Les résultats des élections genevoises du 11 octobre sont connus. Rappelons que, pour une participation de 40%, le Mouvement citoyen genevois qui a mené une intense campagne anti-frontaliers double sa députation et surtout, sa force électorale atteignant les 15%. Et tandis que les verts dépassent un PS qui a limité la casse, solidaritéS-PdT et la liste concurrente regroupée autour de Christian Grobet n’atteignent pas le quorum de 7%.
C’est sûr, les projets de loi vont pleuvoir sur Genève, les quatre années qui viennent : en matière de prestations sociales, d’ouverture nocturne et dominicale des commerces, de dérogations à la loi sur la construction et la transformation de logements. Viendront s’y ajouter ceux concernant la présence policière dans les rues, la surveillance par caméras, voire la limitation du droit de manifester.
C’était la banlieue rouge
C’est parce qu’elle fait le bilan de ces élections qu’elle peut se permettre de nous infliger ce déluge de lois, pas parce qu’elle est majoritaire dans un parlement sans extrême gauche. Sept députés qui font de l’opposition, les bourgeois peuvent toujours vivre avec…
C’est sur ce qu’exprime l’échec parlementaire de « la gauche de la gauche » que la droite patronale va s’appuyer, à savoir la perte de son influence auprès de couches de travailleurs qui leur avaient fait confiance.
C’est le fait majeur du vote du 11 octobre. Avec des rapports électoraux de 1 à 4 à l’égard du MCG à Meyrin, Vernier et Onex, villes à forte population ouvrière, la liste PdT-SolidaritéS fait naufrage. Ces organisations font en ce moment leurs bilans. A souhaiter qu’elles ne se contentent pas de l’explication, vraie mais un peu courte, de « la liste Grobet ».

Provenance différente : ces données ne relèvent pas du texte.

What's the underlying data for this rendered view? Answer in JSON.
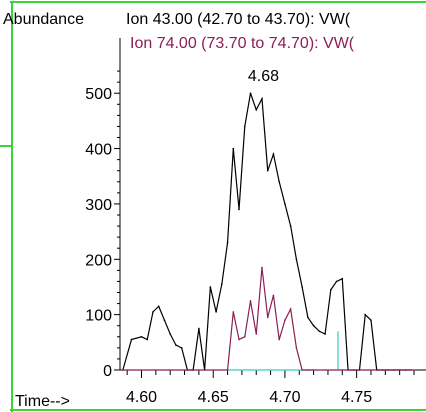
{
  "chart_data": {
    "type": "line",
    "ylabel": "Abundance",
    "xlabel": "Time-->",
    "xlim": [
      4.585,
      4.79
    ],
    "ylim": [
      0,
      560
    ],
    "x_ticks": [
      4.6,
      4.65,
      4.7,
      4.75
    ],
    "x_tick_labels": [
      "4.60",
      "4.65",
      "4.70",
      "4.75"
    ],
    "y_ticks": [
      0,
      100,
      200,
      300,
      400,
      500
    ],
    "y_tick_labels": [
      "0",
      "100",
      "200",
      "300",
      "400",
      "500"
    ],
    "peak_label": "4.68",
    "peak_x": 4.685,
    "peak_y": 500,
    "series": [
      {
        "name": "Ion  43.00 (42.70 to 43.70): VW(",
        "color": "#000000",
        "x": [
          4.587,
          4.593,
          4.6,
          4.604,
          4.608,
          4.612,
          4.616,
          4.62,
          4.624,
          4.628,
          4.632,
          4.636,
          4.64,
          4.644,
          4.648,
          4.652,
          4.656,
          4.66,
          4.664,
          4.668,
          4.672,
          4.676,
          4.68,
          4.684,
          4.688,
          4.692,
          4.696,
          4.7,
          4.704,
          4.708,
          4.712,
          4.716,
          4.72,
          4.724,
          4.728,
          4.732,
          4.736,
          4.74,
          4.744,
          4.748,
          4.752,
          4.756,
          4.76,
          4.764,
          4.768,
          4.772,
          4.776,
          4.78,
          4.784,
          4.788
        ],
        "values": [
          0,
          55,
          60,
          55,
          105,
          115,
          90,
          65,
          45,
          40,
          0,
          0,
          75,
          0,
          150,
          105,
          155,
          230,
          400,
          290,
          440,
          500,
          470,
          490,
          360,
          390,
          340,
          300,
          260,
          200,
          150,
          95,
          80,
          70,
          65,
          145,
          160,
          165,
          0,
          0,
          0,
          100,
          90,
          0,
          0,
          0,
          0,
          0,
          0,
          0
        ]
      },
      {
        "name": "Ion  74.00 (73.70 to 74.70): VW(",
        "color": "#8b1f55",
        "x": [
          4.587,
          4.66,
          4.664,
          4.668,
          4.672,
          4.676,
          4.68,
          4.684,
          4.688,
          4.692,
          4.696,
          4.7,
          4.704,
          4.708,
          4.712,
          4.716,
          4.72,
          4.74,
          4.76,
          4.79
        ],
        "values": [
          0,
          0,
          105,
          55,
          60,
          125,
          65,
          185,
          95,
          135,
          55,
          90,
          110,
          40,
          0,
          0,
          0,
          0,
          0,
          0
        ]
      }
    ],
    "baseline_segments": [
      {
        "x": [
          4.66,
          4.72
        ],
        "y": 0,
        "color": "#37c9c9"
      },
      {
        "x": [
          4.737,
          4.737
        ],
        "y": [
          0,
          70
        ],
        "color": "#37c9c9"
      }
    ]
  }
}
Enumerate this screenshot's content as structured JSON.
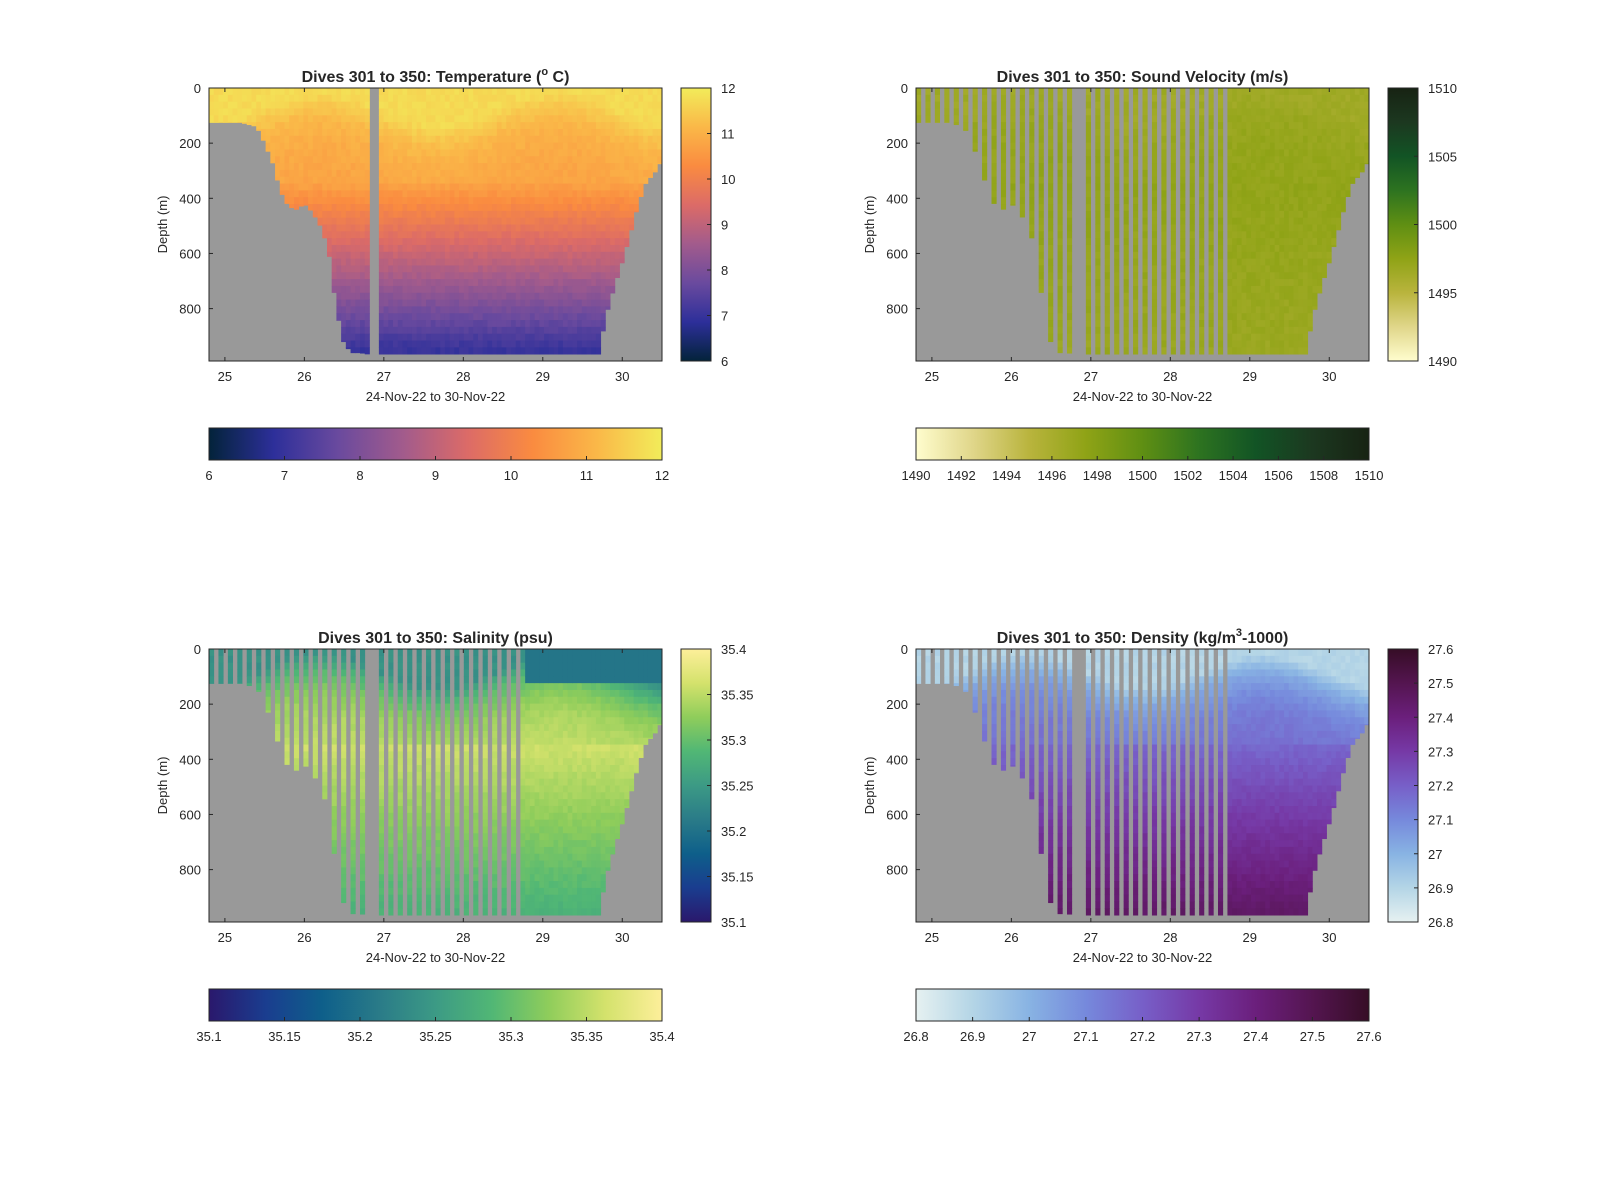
{
  "figure": {
    "background": "#ffffff",
    "bathymetry_color": "#999999"
  },
  "chart_data": [
    {
      "type": "heatmap",
      "title": "Dives 301 to 350: Temperature (",
      "title_sup": "o",
      "title_tail": " C)",
      "xlabel": "24-Nov-22 to 30-Nov-22",
      "ylabel": "Depth (m)",
      "xlim": [
        24.8,
        30.5
      ],
      "ylim": [
        0,
        990
      ],
      "y_reversed": true,
      "xticks": [
        25,
        26,
        27,
        28,
        29,
        30
      ],
      "xtick_labels": [
        "25",
        "26",
        "27",
        "28",
        "29",
        "30"
      ],
      "yticks": [
        0,
        200,
        400,
        600,
        800
      ],
      "ytick_labels": [
        "0",
        "200",
        "400",
        "600",
        "800"
      ],
      "variable": "temperature",
      "clim": [
        6,
        12
      ],
      "colormap": "thermal",
      "colormap_stops": [
        "#03233a",
        "#2d2f9a",
        "#6a4a9e",
        "#a25b8c",
        "#dc6b67",
        "#fa8b40",
        "#fab848",
        "#f2ec5a"
      ],
      "profile_mode": "continuous",
      "gap_x": 26.9,
      "surface_value": 11.7,
      "thermocline_value": 10.7,
      "deep_value": 7.0,
      "colorbar_vertical": {
        "ticks": [
          6,
          7,
          8,
          9,
          10,
          11,
          12
        ],
        "labels": [
          "6",
          "7",
          "8",
          "9",
          "10",
          "11",
          "12"
        ]
      },
      "colorbar_horizontal": {
        "ticks": [
          6,
          7,
          8,
          9,
          10,
          11,
          12
        ],
        "labels": [
          "6",
          "7",
          "8",
          "9",
          "10",
          "11",
          "12"
        ]
      }
    },
    {
      "type": "heatmap",
      "title": "Dives 301 to 350: Sound Velocity (m/s)",
      "title_sup": "",
      "title_tail": "",
      "xlabel": "24-Nov-22 to 30-Nov-22",
      "ylabel": "Depth (m)",
      "xlim": [
        24.8,
        30.5
      ],
      "ylim": [
        0,
        990
      ],
      "y_reversed": true,
      "xticks": [
        25,
        26,
        27,
        28,
        29,
        30
      ],
      "xtick_labels": [
        "25",
        "26",
        "27",
        "28",
        "29",
        "30"
      ],
      "yticks": [
        0,
        200,
        400,
        600,
        800
      ],
      "ytick_labels": [
        "0",
        "200",
        "400",
        "600",
        "800"
      ],
      "variable": "sound_velocity",
      "clim": [
        1490,
        1510
      ],
      "colormap": "speed",
      "colormap_stops": [
        "#fffdce",
        "#e0d68a",
        "#b9b43d",
        "#8fa316",
        "#5f8f13",
        "#2d7320",
        "#125425",
        "#1c3820",
        "#172313"
      ],
      "profile_mode": "strips",
      "gap_x": 26.9,
      "continuous_after": 28.75,
      "surface_value": 1496.5,
      "thermocline_value": 1497.3,
      "deep_value": 1496.8,
      "colorbar_vertical": {
        "ticks": [
          1490,
          1495,
          1500,
          1505,
          1510
        ],
        "labels": [
          "1490",
          "1495",
          "1500",
          "1505",
          "1510"
        ]
      },
      "colorbar_horizontal": {
        "ticks": [
          1490,
          1492,
          1494,
          1496,
          1498,
          1500,
          1502,
          1504,
          1506,
          1508,
          1510
        ],
        "labels": [
          "1490",
          "1492",
          "1494",
          "1496",
          "1498",
          "1500",
          "1502",
          "1504",
          "1506",
          "1508",
          "1510"
        ]
      }
    },
    {
      "type": "heatmap",
      "title": "Dives 301 to 350: Salinity (psu)",
      "title_sup": "",
      "title_tail": "",
      "xlabel": "24-Nov-22 to 30-Nov-22",
      "ylabel": "Depth (m)",
      "xlim": [
        24.8,
        30.5
      ],
      "ylim": [
        0,
        990
      ],
      "y_reversed": true,
      "xticks": [
        25,
        26,
        27,
        28,
        29,
        30
      ],
      "xtick_labels": [
        "25",
        "26",
        "27",
        "28",
        "29",
        "30"
      ],
      "yticks": [
        0,
        200,
        400,
        600,
        800
      ],
      "ytick_labels": [
        "0",
        "200",
        "400",
        "600",
        "800"
      ],
      "variable": "salinity",
      "clim": [
        35.1,
        35.4
      ],
      "colormap": "haline",
      "colormap_stops": [
        "#2a186c",
        "#1a3d8f",
        "#0e5f8a",
        "#2a7b88",
        "#3c9a85",
        "#51b775",
        "#8fcd5b",
        "#d4e26c",
        "#fdef9a"
      ],
      "profile_mode": "strips",
      "gap_x": 26.9,
      "continuous_after": 28.75,
      "surface_value": 35.24,
      "thermocline_value": 35.36,
      "deep_value": 35.28,
      "colorbar_vertical": {
        "ticks": [
          35.1,
          35.15,
          35.2,
          35.25,
          35.3,
          35.35,
          35.4
        ],
        "labels": [
          "35.1",
          "35.15",
          "35.2",
          "35.25",
          "35.3",
          "35.35",
          "35.4"
        ]
      },
      "colorbar_horizontal": {
        "ticks": [
          35.1,
          35.15,
          35.2,
          35.25,
          35.3,
          35.35,
          35.4
        ],
        "labels": [
          "35.1",
          "35.15",
          "35.2",
          "35.25",
          "35.3",
          "35.35",
          "35.4"
        ]
      }
    },
    {
      "type": "heatmap",
      "title": "Dives 301 to 350: Density (kg/m",
      "title_sup": "3",
      "title_tail": "-1000)",
      "xlabel": "24-Nov-22 to 30-Nov-22",
      "ylabel": "Depth (m)",
      "xlim": [
        24.8,
        30.5
      ],
      "ylim": [
        0,
        990
      ],
      "y_reversed": true,
      "xticks": [
        25,
        26,
        27,
        28,
        29,
        30
      ],
      "xtick_labels": [
        "25",
        "26",
        "27",
        "28",
        "29",
        "30"
      ],
      "yticks": [
        0,
        200,
        400,
        600,
        800
      ],
      "ytick_labels": [
        "0",
        "200",
        "400",
        "600",
        "800"
      ],
      "variable": "density",
      "clim": [
        26.8,
        27.6
      ],
      "colormap": "dense",
      "colormap_stops": [
        "#e6f1f1",
        "#b4d5e6",
        "#88b3e3",
        "#7689dc",
        "#775fc8",
        "#7639a6",
        "#6b1f7c",
        "#541550",
        "#360d26"
      ],
      "profile_mode": "strips",
      "gap_x": 26.9,
      "continuous_after": 28.75,
      "surface_value": 26.9,
      "thermocline_value": 27.18,
      "deep_value": 27.45,
      "colorbar_vertical": {
        "ticks": [
          26.8,
          26.9,
          27,
          27.1,
          27.2,
          27.3,
          27.4,
          27.5,
          27.6
        ],
        "labels": [
          "26.8",
          "26.9",
          "27",
          "27.1",
          "27.2",
          "27.3",
          "27.4",
          "27.5",
          "27.6"
        ]
      },
      "colorbar_horizontal": {
        "ticks": [
          26.8,
          26.9,
          27,
          27.1,
          27.2,
          27.3,
          27.4,
          27.5,
          27.6
        ],
        "labels": [
          "26.8",
          "26.9",
          "27",
          "27.1",
          "27.2",
          "27.3",
          "27.4",
          "27.5",
          "27.6"
        ]
      }
    }
  ],
  "bathymetry": {
    "x": [
      24.8,
      25.2,
      25.4,
      25.5,
      25.6,
      25.7,
      25.8,
      25.9,
      26.0,
      26.1,
      26.2,
      26.3,
      26.4,
      26.5,
      26.6,
      26.7,
      26.8,
      26.9,
      27.0,
      28.0,
      29.0,
      29.6,
      29.7,
      29.8,
      29.9,
      30.0,
      30.1,
      30.2,
      30.3,
      30.4,
      30.5
    ],
    "depth": [
      125,
      125,
      140,
      200,
      270,
      375,
      430,
      440,
      420,
      450,
      500,
      580,
      800,
      930,
      960,
      960,
      965,
      965,
      965,
      965,
      965,
      965,
      965,
      820,
      720,
      630,
      530,
      420,
      340,
      310,
      260
    ]
  }
}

Reste que le naufrage pourrait ne pas être que celui d’une tactique électorale : il risque d’engloutir tout-le-monde. Il rappelle, toute proportion gardée, la débâcle électorale de la gauche italienne avec le passage de centaines de fiefs de la gauche dans les bras de la Ligue Nord ! Dans les bras d’une force qui ne se contente pas du terrain institutionnel mais occupe la rue.
C’est ce qu’a su faire le MCG. La rue, la place publique, il y a porté le scandale du salaire du manager socialiste des Services Industriels de Genève. Il l’a investie de son discours par une propagande qui a fini par dicter le tempo de la campagne électorale. Vers la rue, il y est allé lors de soirées de propagande et agitation dans des brasseries. Aujourd’hui , « la rue et son vote protestataire lui reviennent », constate l’éditorialiste de la Tribune de Genève du 12 octobre.
C’est ce qui est grave ! Parce que c’est à cette rue qui cherche à s’en sortir que le MCG offre non pas « la » parole, mais « sa » parole. Et c’est une rue qui finit par compter : à preuve la reprise à son compte du discours anti-frontaliers par un député radical, et pas des moindres. Et c’est à cette rue, inquiète, que la gauche ne donne plus de réponses, se contentant du moindre mal. Comme si elle avait si bien intégré le rapport de force négatif au point d’accepter l’élévation d’une taxe antisociale, la TVA, pour empêcher le démantèlement de l’assurance invalidité ! Mais le rapport de forces n’est pas immuable : il peut être construit et … inversé.
Reconquérir la rue
Le désastre est immense. Et donne la mesure du défi. Car l’urgence est à la reconstruction patiente de la force organisée des salariés et des jeunes.
Devant les attaques à venir et l’approfondissement des divisions, c’est à contribuer à l’organisation des gens autour des objectifs qui sont les leurs qu’il faut travailler. C’est la légitimité des licenciements qu’il faut contester ; c’est le sacro-saint droit du propriétaire de faire ce qu’il veut de ses usines qu’il faut désacraliser. Et c’est une autre légitimité qu’il faut faire valoir, celle des jeunes d’avoir du travail ou celle des vieux de se reposer, par exemple.
C’est fort de cette conviction, du fait que leurs revendications n’étaient pas moins légitimes que celles de leurs patrons que les travailleurs des CFF de Bellinzona les ont fait reculer au bout de 33 jours de grève. C’est parce qu’ils ont toujours pensé que leur besoin de travailler était pour le moins aussi légitime que le besoin des patrons de fermer l’usine que les ouvriers de l’INSEE de Milan ont gagné après 14 mois de grève.
C’est à construire d’autres expériences comme celles-ci qu’il faut s’atteler.